The federal government does maintain a database of names for persons who file bankruptcy, however, they currently charge $8.00 per search if a member of the public wishes to search the database.
The cost alone is enough to deter most searches. It is not mandatory for Trustees to advise any third parties other than your creditors and the Office of the Superintendent of Bankruptcy about your bankruptcy.
In fact, aside from any regulatory requirements, Trustees will treat your bankruptcy filing as confidential. Even your employer does not need to find out unless you don’t comply with your bankruptcy duties.
Bankruptcy Myth #3 –If I file for bankruptcy, I’m a failure
This is possibly the most damaging bankruptcy myth – the myth that one’s worth is somehow tied to their financial wellbeing. Bankruptcies happen for many reasons, most of which are personal to the individuals affected.
Bankruptcies can be brought about because of illness, job loss, divorce, family situations, downsizing, industry change, climbing interest rates, inability to get affordable credit – the list is endless! But ultimately the reason for your bankruptcy is as unique as you are.

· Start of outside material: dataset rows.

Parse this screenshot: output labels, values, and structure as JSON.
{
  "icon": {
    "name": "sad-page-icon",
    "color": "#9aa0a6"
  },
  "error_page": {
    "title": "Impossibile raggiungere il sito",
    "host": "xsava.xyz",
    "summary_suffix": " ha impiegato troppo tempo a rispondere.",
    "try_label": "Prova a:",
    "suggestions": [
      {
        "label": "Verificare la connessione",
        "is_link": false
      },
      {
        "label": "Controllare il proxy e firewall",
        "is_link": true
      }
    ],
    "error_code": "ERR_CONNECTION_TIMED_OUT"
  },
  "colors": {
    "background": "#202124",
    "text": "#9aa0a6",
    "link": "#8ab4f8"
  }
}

We understand that financial difficulties can happen to anyone and that financial problems are a major source of stress. Rather than thinking of bankruptcy as a failure, consider it a financial “reset”. Sometimes, bankruptcy makes the most sense, given the situation.
Bankruptcy should be considered as a financial option in cases of high debt levels. Be sure to discuss your personal situation with a Licensed Insolvency Trustee, and don’t let preconceived notions deter you from considering all your financial options.